Problems Plaguing Medical Education in India

  • Low Doctor-Patient ratio: India has one government doctor for every 11,528 people and one nurse for every 483 people, which is way below WHO recommended 1;1000.
  • Backdated syllabus and teaching style: Regular breakthroughs take place in the medical field every day, but the medical studies syllabus in India is not updated accordingly.
  • Lack of skilled teachers: Teachers for medical institutes are selected based on their degrees and not their clinical experience. Further, the lower salary fails to attract better talent as they go for private practice.
  • Disparity in infrastructure across different states: Only four states - Andhra Pradesh, Karnataka, Maharashtra and Tamil Nadu - account for about 1.3 lakh out of nearly 2.4 lakh medical seats across India.
  • Lack of social accountability: Indian medical students do not receive training which instils in them social accountability as health practitioners.
  • Problems with private medical colleges: A change in the law in the 1990s made it easy to open private schools and so, many such medical institutes cropped up in the country, funded by businessmen and politicians, who had no experience of running medical schools.
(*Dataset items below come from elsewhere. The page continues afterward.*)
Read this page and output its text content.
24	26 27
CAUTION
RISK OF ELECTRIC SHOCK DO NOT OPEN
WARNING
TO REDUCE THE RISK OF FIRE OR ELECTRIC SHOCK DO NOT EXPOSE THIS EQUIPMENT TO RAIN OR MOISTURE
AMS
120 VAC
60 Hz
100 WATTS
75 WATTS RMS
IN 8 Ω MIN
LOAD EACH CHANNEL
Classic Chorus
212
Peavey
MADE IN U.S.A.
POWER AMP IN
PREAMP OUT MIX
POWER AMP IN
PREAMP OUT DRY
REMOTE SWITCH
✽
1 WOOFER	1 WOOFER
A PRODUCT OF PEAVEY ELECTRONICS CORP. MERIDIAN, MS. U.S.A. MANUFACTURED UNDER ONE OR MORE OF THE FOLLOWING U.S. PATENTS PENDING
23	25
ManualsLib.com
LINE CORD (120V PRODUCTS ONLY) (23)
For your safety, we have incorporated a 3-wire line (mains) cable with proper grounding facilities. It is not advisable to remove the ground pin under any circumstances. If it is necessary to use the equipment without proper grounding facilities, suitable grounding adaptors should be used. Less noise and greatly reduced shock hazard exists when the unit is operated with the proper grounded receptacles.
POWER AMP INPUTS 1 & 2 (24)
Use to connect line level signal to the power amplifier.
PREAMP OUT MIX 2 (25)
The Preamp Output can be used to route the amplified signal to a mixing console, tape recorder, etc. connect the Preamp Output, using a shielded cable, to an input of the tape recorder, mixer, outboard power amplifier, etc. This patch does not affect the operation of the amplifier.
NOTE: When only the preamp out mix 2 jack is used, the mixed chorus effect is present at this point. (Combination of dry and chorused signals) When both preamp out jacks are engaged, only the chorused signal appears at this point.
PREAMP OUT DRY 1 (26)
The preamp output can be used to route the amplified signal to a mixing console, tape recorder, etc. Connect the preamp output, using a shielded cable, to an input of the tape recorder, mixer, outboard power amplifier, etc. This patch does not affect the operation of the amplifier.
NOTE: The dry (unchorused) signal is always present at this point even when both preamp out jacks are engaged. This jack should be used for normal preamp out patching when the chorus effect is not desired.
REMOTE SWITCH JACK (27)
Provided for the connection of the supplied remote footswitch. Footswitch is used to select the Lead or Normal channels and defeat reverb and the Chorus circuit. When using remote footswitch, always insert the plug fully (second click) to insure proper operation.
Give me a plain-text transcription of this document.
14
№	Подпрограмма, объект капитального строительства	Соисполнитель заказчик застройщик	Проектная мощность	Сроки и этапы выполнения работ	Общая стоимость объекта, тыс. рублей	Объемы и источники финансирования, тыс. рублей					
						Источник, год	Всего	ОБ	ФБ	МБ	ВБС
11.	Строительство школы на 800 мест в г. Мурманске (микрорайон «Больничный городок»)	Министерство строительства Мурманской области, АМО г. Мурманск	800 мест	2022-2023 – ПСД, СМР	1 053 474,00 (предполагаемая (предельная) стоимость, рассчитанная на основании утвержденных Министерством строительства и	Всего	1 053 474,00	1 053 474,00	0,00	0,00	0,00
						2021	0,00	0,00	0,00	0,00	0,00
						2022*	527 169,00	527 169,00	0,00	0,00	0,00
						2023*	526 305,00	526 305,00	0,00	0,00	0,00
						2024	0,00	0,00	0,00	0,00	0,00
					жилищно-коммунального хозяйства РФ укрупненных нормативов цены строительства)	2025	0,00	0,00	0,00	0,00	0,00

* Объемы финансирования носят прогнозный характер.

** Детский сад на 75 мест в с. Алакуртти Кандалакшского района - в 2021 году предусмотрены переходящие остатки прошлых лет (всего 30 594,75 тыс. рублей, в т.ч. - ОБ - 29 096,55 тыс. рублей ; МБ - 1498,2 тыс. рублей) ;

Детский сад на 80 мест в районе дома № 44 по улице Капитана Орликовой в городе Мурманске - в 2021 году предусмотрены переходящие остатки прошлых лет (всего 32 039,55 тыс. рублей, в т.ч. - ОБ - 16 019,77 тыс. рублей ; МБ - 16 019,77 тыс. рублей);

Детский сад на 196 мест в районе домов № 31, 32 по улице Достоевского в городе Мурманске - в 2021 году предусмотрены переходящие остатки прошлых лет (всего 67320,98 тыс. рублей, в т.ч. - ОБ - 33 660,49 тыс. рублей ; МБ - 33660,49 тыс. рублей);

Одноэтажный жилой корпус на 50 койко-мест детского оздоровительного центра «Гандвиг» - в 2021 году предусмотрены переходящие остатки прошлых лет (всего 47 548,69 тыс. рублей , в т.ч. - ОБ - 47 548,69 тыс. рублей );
It commercialised medical education to a great extent.
  • Corruption in medical education: Fraudulent practices and rampant corruption such as fake degrees, bribes and donations, proxy faculties, etc. in the medical education system is a major problem.

Reforms Required

  • There is a pressing need to revisit the existing guidelines for setting up medical schools and according permission for the right number of seats.
  • Extending teaching privileges to practising physicians and allowing e-learning tools will address the shortage of quality teachers across the system. Together, these reforms could double the existing medical seats without compromising on the quality of teaching.
  • Periodic re-certification based on continuing learning systems may become essential to keep up with the fast pace of change.
  • Students need to improve their basic management, communication and leadership skills
  • They must be trained by taking into account their social relevance as doctors
  • Integration of subjects, innovative teaching methods, and a more prevalent use of technology in classrooms is required
  • Medical research and clinical skills need to be worked on in colleges.

Way Forward

  • Today’s medical education should be able to groom such professionals to face medicine of the 21st century. The Lancet report, ‘Health Professionals for a new century: transforming health education to strengthen health systems in an interdependent world’ (2010) outlines key recommendations, to transform health professional education, needs to be looked upon.
  • In addition to raising the standards of medical professionals, the system should innovate to meet the growing shortage of health professionals to serve ageing populations with lifestyle and lifetime ailments.
  • Creation of a more responsive system by reforming Medical Council of India (MCI). Replacement of MCI by a National Medical Commission (NMC) under NMC Bill, 2019 is a welcome move.
  • It is only when the medical education improves that the health sector can improve as a whole.
Drishti Input

“The Medical Education in India is outdated and does not serve the dynamic and complex problems of the healthcare system. Comment. Also suggest measures to improve the efficacy of Medical Education in India.”